Mas de todos os recursos, a paródia é um dos que as pessoas mais gostam. O diálogo que os textos estabelecem entre si provoca reflexão e umas boas risadas. Um texto de hoje retomar um do passado, mantendo ou subvertendo a sua ideia original, é algo fantástico e desafiador. Aqui a Canção do Exílio, de Gonçalves Dias, se destaca como a grande fonte de inspiração para muitos poetas, sobretudo, os do modernismo. De Murilo Mendes, temos os cáusticos versos: “Minha terra tem macieiras da Califórnia / onde cantam gaturamos de Veneza / (…) / Eu morro sufocado / em terra estrangeira. / Nossas flores são mais bonitas / nossas frutas mais gostosas / mas custam cem mil-réis a dúzia.” De Antônio Carlos de Brito, o saudoso Cacaso, desponta o magnífico Jogos Florais: “Minha terra tem palmeiras, / onde canta o sabiá / enquanto isso o tico-tico / vive comendo o meu fubá. / Ficou moderno o Brasil / ficou moderno o milagre / a água já não vira vinho / vira direto vinagre”.

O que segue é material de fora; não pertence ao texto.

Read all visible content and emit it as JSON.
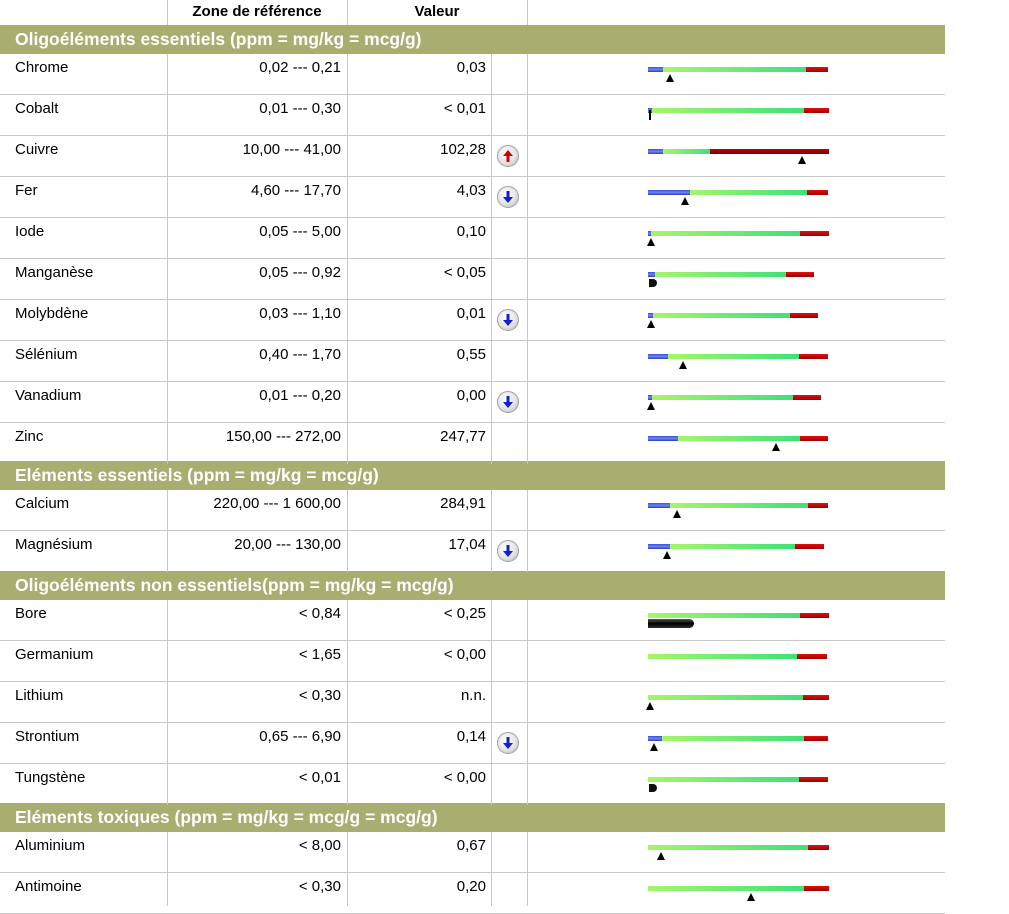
{
  "header": {
    "ref_label": "Zone de référence",
    "value_label": "Valeur"
  },
  "colors": {
    "section_bg": "#a7ae70",
    "low_zone": "#4a5fe0",
    "normal_zone": "#6ee872",
    "high_zone": "#d40000",
    "arrow_up": "#d00000",
    "arrow_down": "#1020d0"
  },
  "sections": [
    {
      "title": "Oligoéléments essentiels (ppm = mg/kg = mcg/g)",
      "rows": [
        {
          "name": "Chrome",
          "ref": "0,02 --- 0,21",
          "value": "0,03",
          "flag": ""
        },
        {
          "name": "Cobalt",
          "ref": "0,01 --- 0,30",
          "value": "< 0,01",
          "flag": ""
        },
        {
          "name": "Cuivre",
          "ref": "10,00 --- 41,00",
          "value": "102,28",
          "flag": "up"
        },
        {
          "name": "Fer",
          "ref": "4,60 --- 17,70",
          "value": "4,03",
          "flag": "down"
        },
        {
          "name": "Iode",
          "ref": "0,05 --- 5,00",
          "value": "0,10",
          "flag": ""
        },
        {
          "name": "Manganèse",
          "ref": "0,05 --- 0,92",
          "value": "< 0,05",
          "flag": ""
        },
        {
          "name": "Molybdène",
          "ref": "0,03 --- 1,10",
          "value": "0,01",
          "flag": "down"
        },
        {
          "name": "Sélénium",
          "ref": "0,40 --- 1,70",
          "value": "0,55",
          "flag": ""
        },
        {
          "name": "Vanadium",
          "ref": "0,01 --- 0,20",
          "value": "0,00",
          "flag": "down"
        },
        {
          "name": "Zinc",
          "ref": "150,00 --- 272,00",
          "value": "247,77",
          "flag": ""
        }
      ]
    },
    {
      "title": "Eléments essentiels (ppm = mg/kg = mcg/g)",
      "rows": [
        {
          "name": "Calcium",
          "ref": "220,00 --- 1 600,00",
          "value": "284,91",
          "flag": ""
        },
        {
          "name": "Magnésium",
          "ref": "20,00 --- 130,00",
          "value": "17,04",
          "flag": "down"
        }
      ]
    },
    {
      "title": "Oligoéléments non essentiels(ppm = mg/kg = mcg/g)",
      "rows": [
        {
          "name": "Bore",
          "ref": "< 0,84",
          "value": "< 0,25",
          "flag": ""
        },
        {
          "name": "Germanium",
          "ref": "< 1,65",
          "value": "< 0,00",
          "flag": ""
        },
        {
          "name": "Lithium",
          "ref": "< 0,30",
          "value": "n.n.",
          "flag": ""
        },
        {
          "name": "Strontium",
          "ref": "0,65 --- 6,90",
          "value": "0,14",
          "flag": "down"
        },
        {
          "name": "Tungstène",
          "ref": "< 0,01",
          "value": "< 0,00",
          "flag": ""
        }
      ]
    },
    {
      "title": "Eléments toxiques (ppm = mg/kg = mcg/g = mcg/g)",
      "rows": [
        {
          "name": "Aluminium",
          "ref": "< 8,00",
          "value": "0,67",
          "flag": ""
        },
        {
          "name": "Antimoine",
          "ref": "< 0,30",
          "value": "0,20",
          "flag": ""
        }
      ]
    }
  ]
}
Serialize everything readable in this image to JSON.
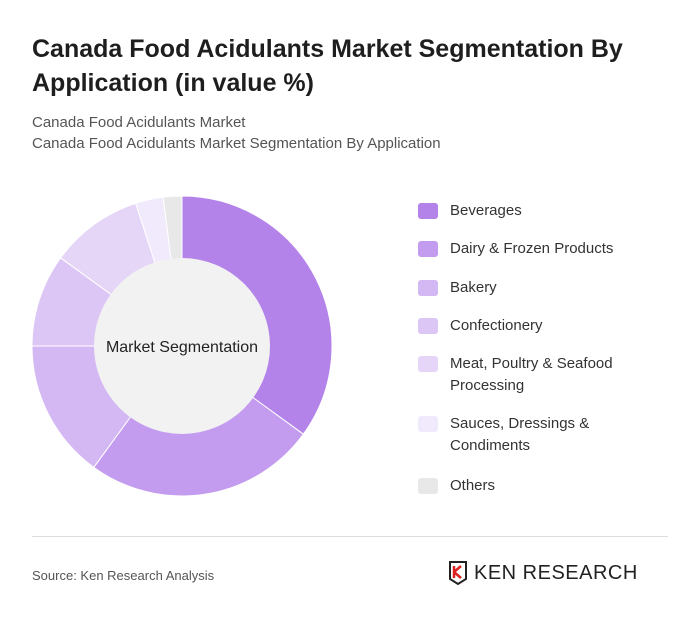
{
  "title": "Canada Food Acidulants Market Segmentation By Application (in value %)",
  "subtitle1": "Canada Food Acidulants Market",
  "subtitle2": "Canada Food Acidulants Market Segmentation By Application",
  "source": "Source: Ken Research Analysis",
  "logo_text": "KEN RESEARCH",
  "chart_data": {
    "type": "pie",
    "center_label": "Market Segmentation",
    "legend_position": "right",
    "categories": [
      "Beverages",
      "Dairy & Frozen Products",
      "Bakery",
      "Confectionery",
      "Meat, Poultry & Seafood Processing",
      "Sauces, Dressings & Condiments",
      "Others"
    ],
    "values": [
      35,
      25,
      15,
      10,
      10,
      3,
      2
    ],
    "colors": [
      "#b383ea",
      "#c39cef",
      "#d4b8f4",
      "#dcc6f6",
      "#e5d6f8",
      "#f1eafc",
      "#e8e8e8"
    ]
  }
}
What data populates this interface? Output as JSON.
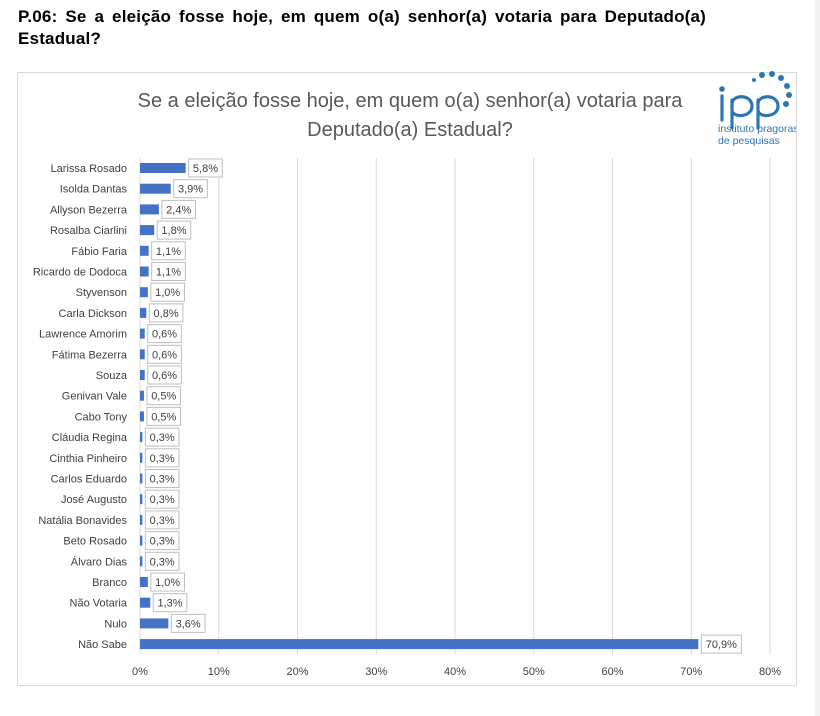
{
  "page": {
    "question": "P.06: Se a eleição fosse hoje, em quem o(a) senhor(a) votaria para Deputado(a) Estadual?"
  },
  "logo": {
    "letters": "IPP",
    "line1": "instituto pragoras",
    "line2": "de pesquisas",
    "color": "#2e75b6"
  },
  "chart_data": {
    "type": "bar",
    "orientation": "horizontal",
    "title_lines": [
      "Se a eleição fosse hoje, em quem o(a) senhor(a) votaria para",
      "Deputado(a) Estadual?"
    ],
    "categories": [
      "Larissa Rosado",
      "Isolda Dantas",
      "Allyson Bezerra",
      "Rosalba Ciarlini",
      "Fábio Faria",
      "Ricardo de Dodoca",
      "Styvenson",
      "Carla Dickson",
      "Lawrence Amorim",
      "Fátima Bezerra",
      "Souza",
      "Genivan Vale",
      "Cabo Tony",
      "Cláudia Regina",
      "Cinthia Pinheiro",
      "Carlos Eduardo",
      "José Augusto",
      "Natália Bonavides",
      "Beto Rosado",
      "Álvaro Dias",
      "Branco",
      "Não Votaria",
      "Nulo",
      "Não Sabe"
    ],
    "values": [
      5.8,
      3.9,
      2.4,
      1.8,
      1.1,
      1.1,
      1.0,
      0.8,
      0.6,
      0.6,
      0.6,
      0.5,
      0.5,
      0.3,
      0.3,
      0.3,
      0.3,
      0.3,
      0.3,
      0.3,
      1.0,
      1.3,
      3.6,
      70.9
    ],
    "labels": [
      "5,8%",
      "3,9%",
      "2,4%",
      "1,8%",
      "1,1%",
      "1,1%",
      "1,0%",
      "0,8%",
      "0,6%",
      "0,6%",
      "0,6%",
      "0,5%",
      "0,5%",
      "0,3%",
      "0,3%",
      "0,3%",
      "0,3%",
      "0,3%",
      "0,3%",
      "0,3%",
      "1,0%",
      "1,3%",
      "3,6%",
      "70,9%"
    ],
    "xticks": [
      "0%",
      "10%",
      "20%",
      "30%",
      "40%",
      "50%",
      "60%",
      "70%",
      "80%"
    ],
    "xlim": [
      0,
      80
    ],
    "grid": true,
    "bar_color": "#4472c4",
    "gridline_color": "#d9d9d9",
    "title_color": "#595959",
    "text_color": "#404040"
  }
}
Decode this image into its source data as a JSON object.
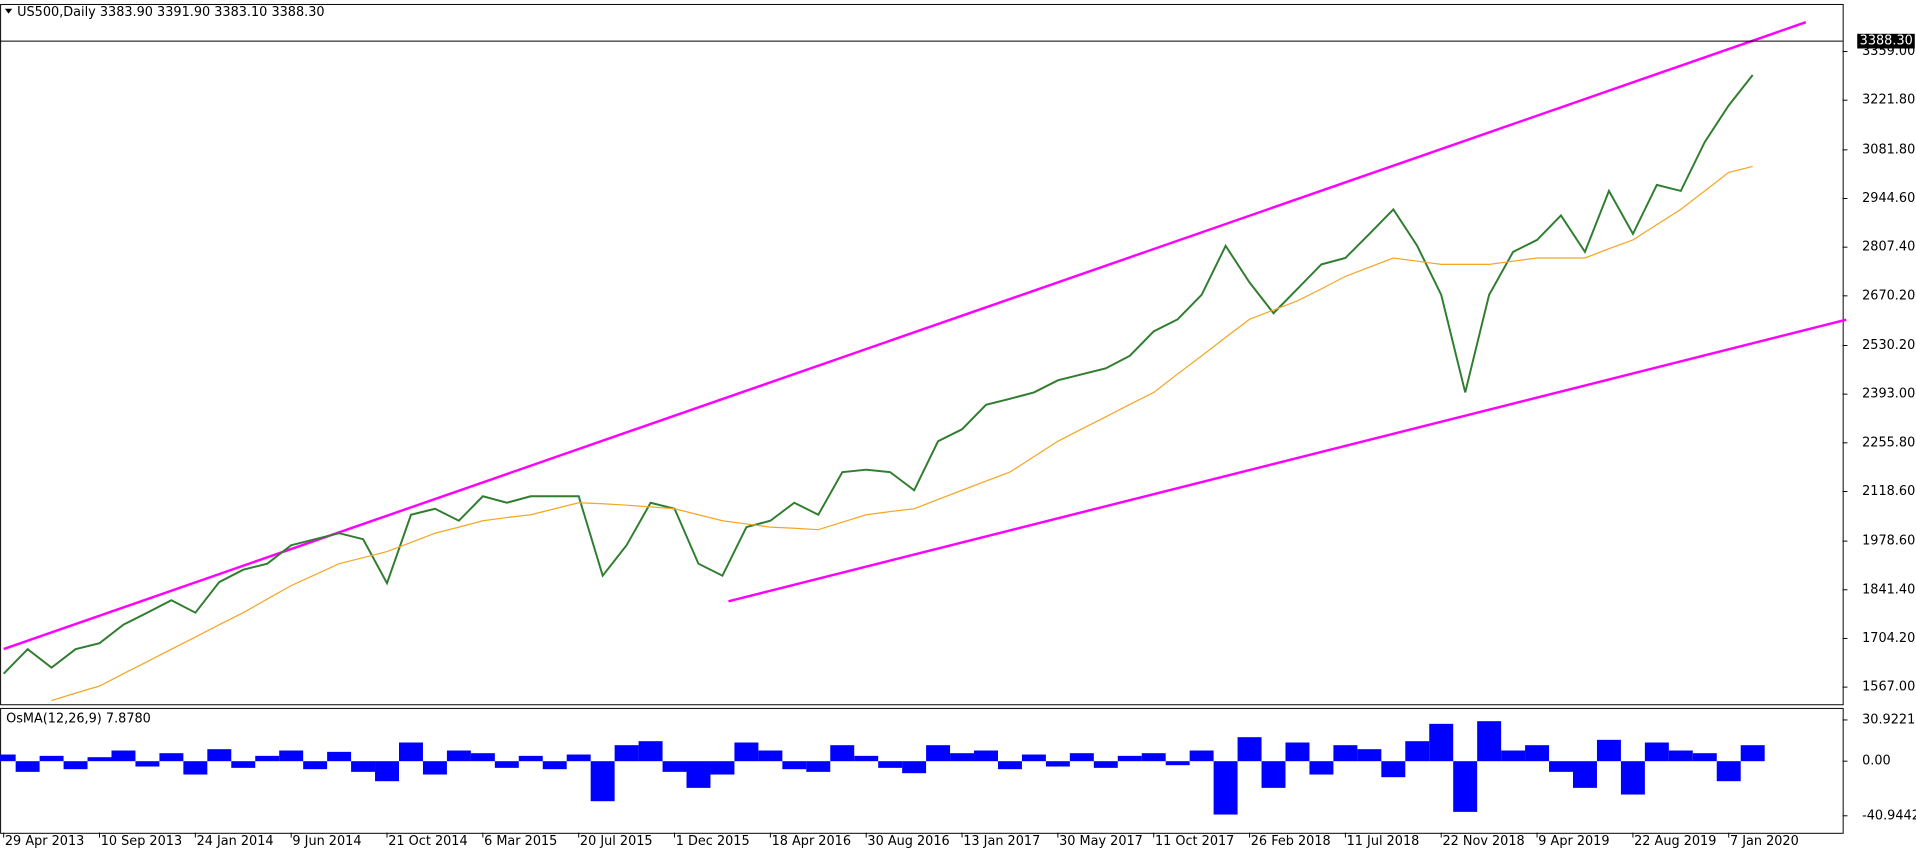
{
  "header": {
    "title": "US500,Daily  3383.90 3391.90 3383.10 3388.30"
  },
  "chart_data": [
    {
      "type": "line",
      "categories": [
        "29 Apr 2013",
        null,
        null,
        null,
        "10 Sep 2013",
        null,
        null,
        null,
        "24 Jan 2014",
        null,
        null,
        null,
        "9 Jun 2014",
        null,
        null,
        null,
        "21 Oct 2014",
        null,
        null,
        null,
        "6 Mar 2015",
        null,
        null,
        null,
        "20 Jul 2015",
        null,
        null,
        null,
        "1 Dec 2015",
        null,
        null,
        null,
        "18 Apr 2016",
        null,
        null,
        null,
        "30 Aug 2016",
        null,
        null,
        null,
        "13 Jan 2017",
        null,
        null,
        null,
        "30 May 2017",
        null,
        null,
        null,
        "11 Oct 2017",
        null,
        null,
        null,
        "26 Feb 2018",
        null,
        null,
        null,
        "11 Jul 2018",
        null,
        null,
        null,
        "22 Nov 2018",
        null,
        null,
        null,
        "9 Apr 2019",
        null,
        null,
        null,
        "22 Aug 2019",
        null,
        null,
        null,
        "7 Jan 2020",
        null
      ],
      "series": [
        {
          "color": "#2f7d2f",
          "values": [
            1605,
            1674,
            1622,
            1674,
            1691,
            1743,
            1777,
            1812,
            1777,
            1863,
            1898,
            1915,
            1967,
            1984,
            2001,
            1984,
            1860,
            2053,
            2070,
            2036,
            2105,
            2087,
            2105,
            2105,
            2105,
            1881,
            1967,
            2087,
            2070,
            1915,
            1881,
            2018,
            2036,
            2087,
            2053,
            2173,
            2180,
            2173,
            2122,
            2260,
            2294,
            2363,
            2380,
            2398,
            2432,
            2449,
            2466,
            2501,
            2570,
            2604,
            2673,
            2811,
            2708,
            2621,
            2690,
            2759,
            2777,
            2845,
            2914,
            2811,
            2673,
            2398,
            2673,
            2794,
            2828,
            2897,
            2794,
            2966,
            2845,
            2983,
            2966,
            3104,
            3207,
            3293
          ]
        },
        {
          "color": "#f5a623",
          "values": [
            null,
            null,
            1529,
            1550,
            1570,
            1605,
            1639,
            1674,
            1708,
            1743,
            1777,
            1815,
            1853,
            1884,
            1915,
            1932,
            1949,
            1975,
            2001,
            2018,
            2036,
            2045,
            2053,
            2070,
            2087,
            2084,
            2080,
            2075,
            2070,
            2053,
            2036,
            2027,
            2018,
            2015,
            2011,
            2032,
            2053,
            2062,
            2070,
            2096,
            2122,
            2148,
            2173,
            2217,
            2260,
            2295,
            2329,
            2364,
            2398,
            2450,
            2501,
            2553,
            2604,
            2630,
            2656,
            2690,
            2725,
            2751,
            2777,
            2768,
            2759,
            2759,
            2759,
            2768,
            2777,
            2777,
            2777,
            2803,
            2828,
            2871,
            2914,
            2966,
            3018,
            3035
          ]
        }
      ],
      "ylim": [
        1519,
        3490
      ],
      "yticks": [
        {
          "value": 1567,
          "label": "1567.00"
        },
        {
          "value": 1704.2,
          "label": "1704.20"
        },
        {
          "value": 1841.4,
          "label": "1841.40"
        },
        {
          "value": 1978.6,
          "label": "1978.60"
        },
        {
          "value": 2118.6,
          "label": "2118.60"
        },
        {
          "value": 2255.8,
          "label": "2255.80"
        },
        {
          "value": 2393,
          "label": "2393.00"
        },
        {
          "value": 2530.2,
          "label": "2530.20"
        },
        {
          "value": 2670.2,
          "label": "2670.20"
        },
        {
          "value": 2807.4,
          "label": "2807.40"
        },
        {
          "value": 2944.6,
          "label": "2944.60"
        },
        {
          "value": 3081.8,
          "label": "3081.80"
        },
        {
          "value": 3221.8,
          "label": "3221.80"
        },
        {
          "value": 3359,
          "label": "3359.00"
        }
      ],
      "last_price": {
        "value": 3388.3,
        "label": "3388.30"
      }
    },
    {
      "type": "bar",
      "title": "OsMA(12,26,9) 7.8780",
      "color": "#0000ff",
      "values": [
        5,
        -8,
        4,
        -6,
        3,
        8,
        -4,
        6,
        -10,
        9,
        -5,
        4,
        8,
        -6,
        7,
        -8,
        -15,
        14,
        -10,
        8,
        6,
        -5,
        4,
        -6,
        5,
        -30,
        12,
        15,
        -8,
        -20,
        -10,
        14,
        8,
        -6,
        -8,
        12,
        4,
        -5,
        -9,
        12,
        6,
        8,
        -6,
        5,
        -4,
        6,
        -5,
        4,
        6,
        -3,
        8,
        -40,
        18,
        -20,
        14,
        -10,
        12,
        9,
        -12,
        15,
        28,
        -38,
        30,
        8,
        12,
        -8,
        -20,
        16,
        -25,
        14,
        8,
        6,
        -15,
        12
      ],
      "ylim": [
        -53.6,
        39.1
      ],
      "yticks": [
        {
          "value": 30.9221,
          "label": "30.9221"
        },
        {
          "value": 0,
          "label": "0.00"
        },
        {
          "value": -40.9442,
          "label": "-40.9442"
        }
      ]
    }
  ]
}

O mais importante nesse trabalho é, a meu ver, desmitificar uma coisa ainda hoje sedimentada na cabeça de muita gente – a de que ler poesia é difícil como amordaçar um lobo. Quando falta apenas, na realidade, uma reaproximação entre leitor e texto poético, – daí a importância de se ter sempre um livro de poesia na cabeceira da cama -, nascendo desse convívio uma intimidade salutar na relação amorosa de ambos. No mais é nunca esquecer, não só nesse caso como em tudo que fazemos na vida, os antológicos versos de Fernando Pessoa: “Para ser grande, sê inteiro: nada / teu exagera ou exclui. / Sê todo em casa coisa. Põe quanto és / No mínimo que fazes. / Assim em cada lago a lua toda / Brilha, porque alta vive”.